The Reforms of Cleisthenes - the tribes

The Reforms of Cleisthenes - the tribes Athenian citizen storming the Acropolis, from The Greeks documentary

The 'democratic' reforms of Cleisthenes were a highly complicated revision of tribal and religious associations that had endured for centuries. Above all else, they were an attempt to make the different factions and regions of Athens into one people, with a popular assembly, and the necessary institutions to make that assembly work.

Cleisthenes accomplished this by reorganizing the four tribal groups all Athenians belonged to. Though he didn't abolish the old tribes, he divided them into 10 new groups, called phyle, each of which adopted a mythological hero as its patron and founder.

Next he revised the way neighborhoods were organized, creating local councils called demes which consisted of either several small hamlets, a village, or a city district. Like the reorganization of the tribes, these demes were a modification of older community organizations, but each now had a local assembly and a leader resembling a mayor.

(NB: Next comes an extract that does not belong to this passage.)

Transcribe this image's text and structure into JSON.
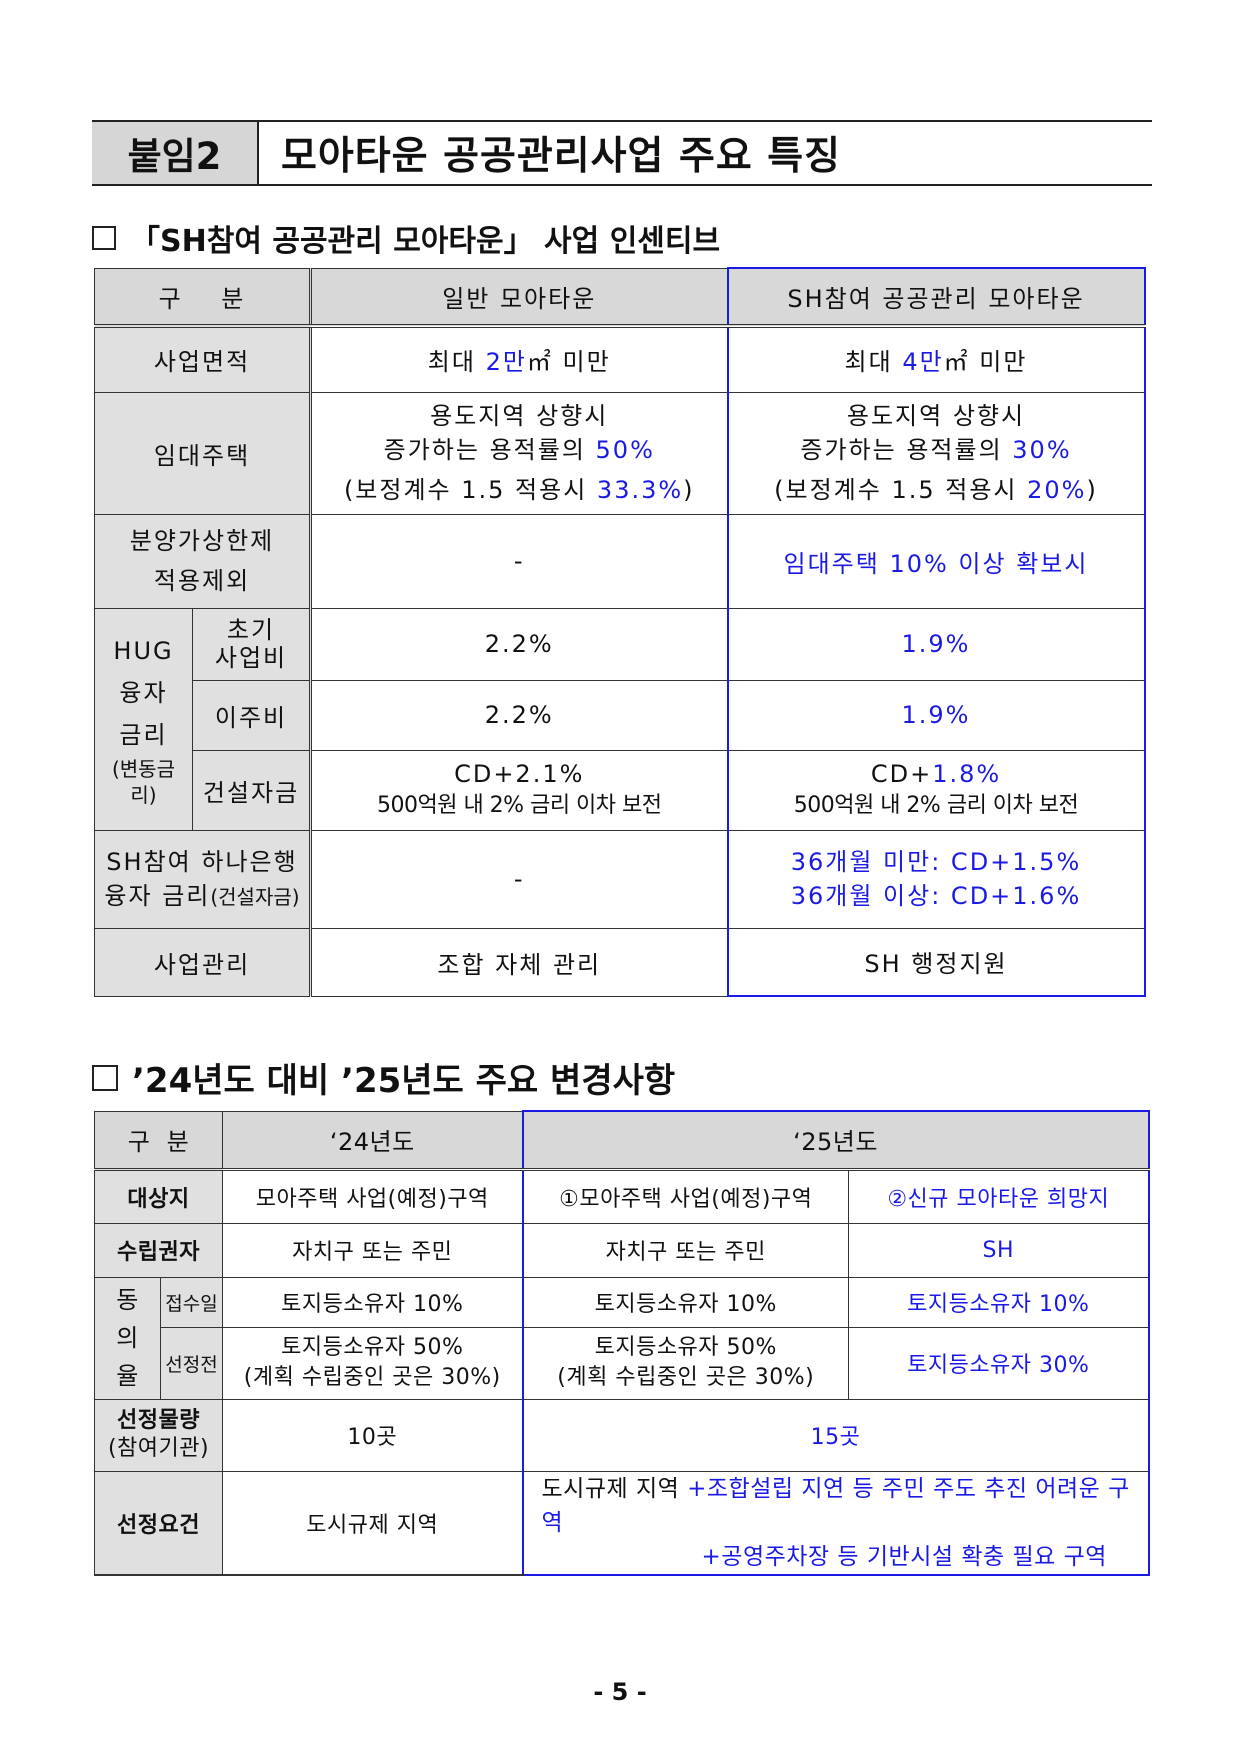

Finally, in order to encourage unity between the different parts of Attica - the city of Athens, the inland farms and the coastal villages - Cleisthenes ensured that each of the 10 tribes were composed of two demes from each of these three areas (a total of six demes per tribe). This must have required some sophisticated reorganization since the demes varied greatly in size (between 100 and 1000 citizens) and each of the tribes needed to be roughly the same size (about 3,500 citizens each).